I have to admit I loved watching this guy do what I considered very stupid things. I think we all envisioned that some animal would someday take his life. At 44 Mr. Irwin was killed when a stingray barb, apparently, punctured his chest and hit his heart. That has to be one of the most rare deaths ever. Without a doubt he boosted the popularity of his country and the Discovery Channel with his insane antics. He is survived by his wife and 2 children.

Friday, September 01, 2006

The News


I heard two interesting stories this week. One was that a "monster" had been found dead in Maine. You can read about it here. I think it looks like a dog, and isn't scary at all. The news must really be hurting, nothing going on so we start calling some mutt a monster.

But wait there was a terrorist attack in San Francisco. Some 29 year old Muslim man tried to run down a bunch of people in a Jewish community. Hmmm, accounts of this story seem to vary but some folks claim he was yelling "I am a terrorist" and others say he just misses his wife. No one seems to want to call a duck a duck anymore.
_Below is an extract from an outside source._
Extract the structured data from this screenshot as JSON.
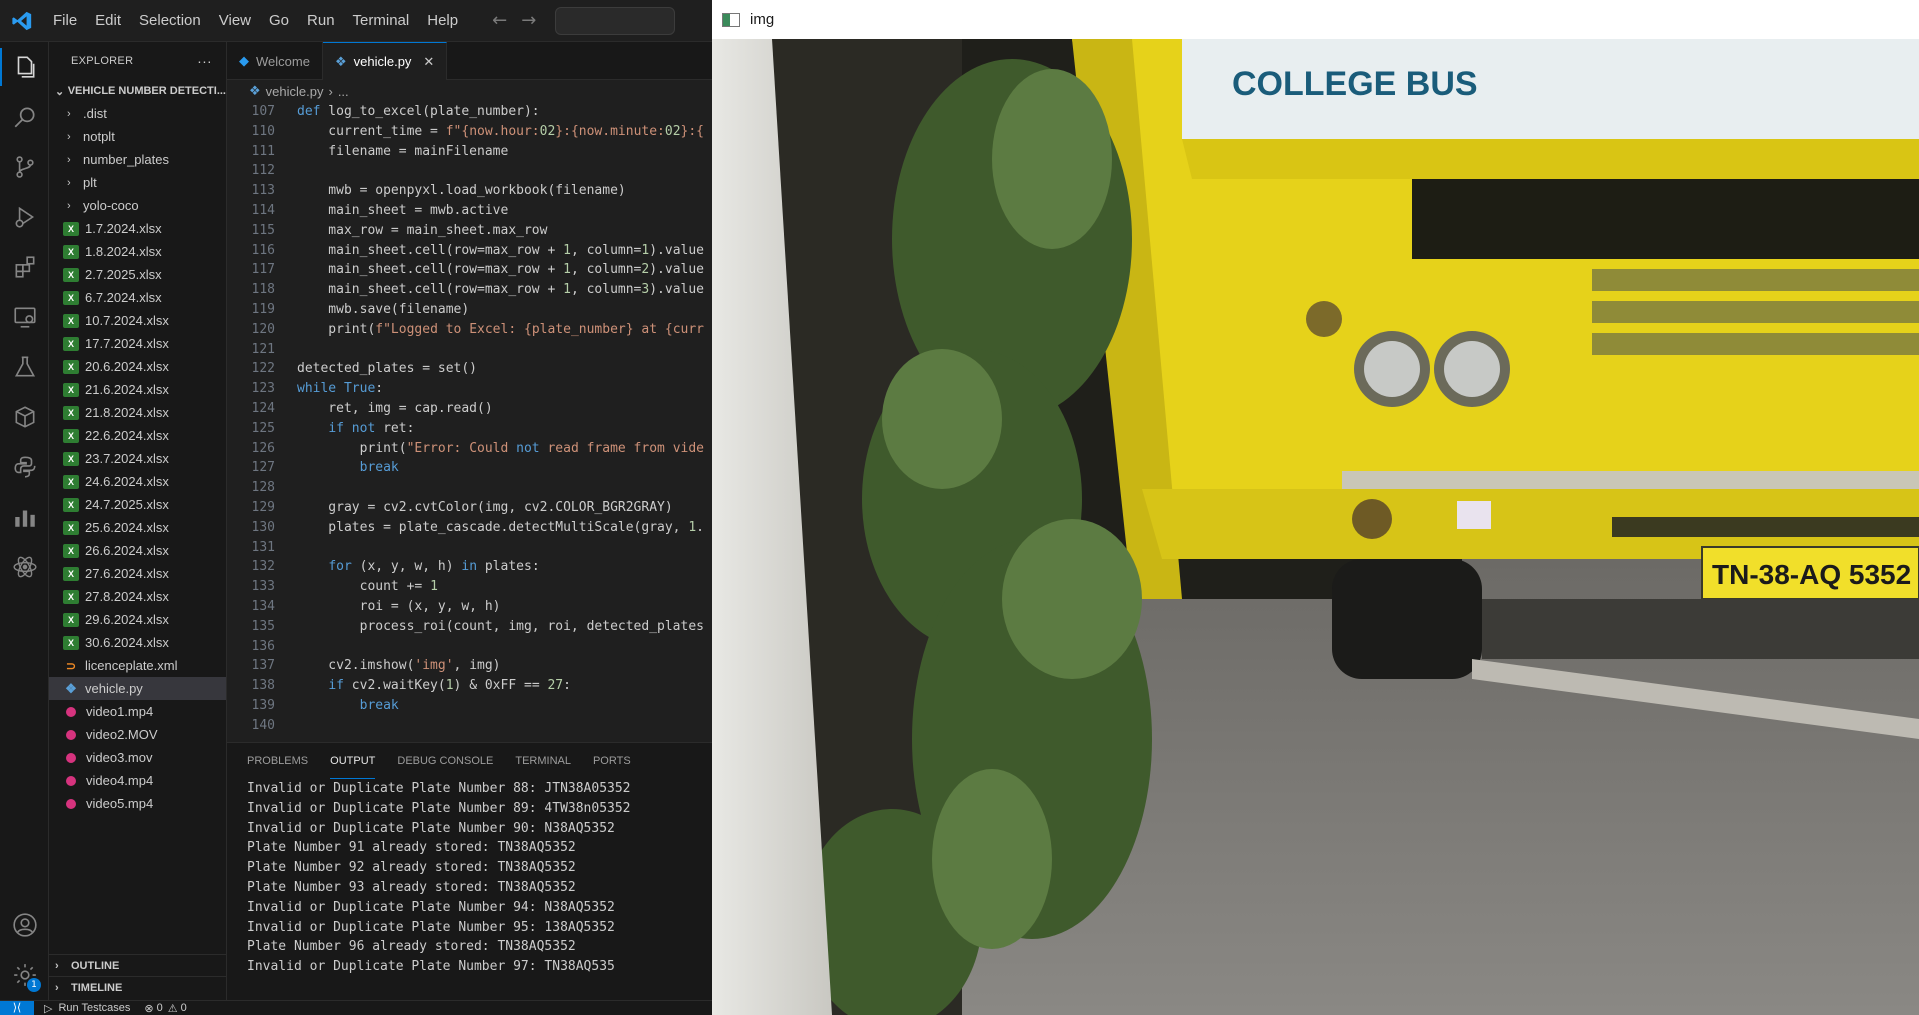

Lastly in San Francisco there is yet another example of how to do things very very wrong. This article talks about one school district is going to let kids decide for themselves if they are boys or girls. Is your gender some mystery, the anatomy is a pretty big clue most of the time. Children need guidance and instruction to help them through the confusing times, and also to assist them in making better decisions later in life. If we let children run themselves they would all get fat on chocolate and sit on the couch watching TV all day. Oh, wait that's how a lot of people "parent" these days anyway. Then they sue the school for having a vending machine.

Stupid! Be accountable for your family and how they are raised, and what they eat and what they do.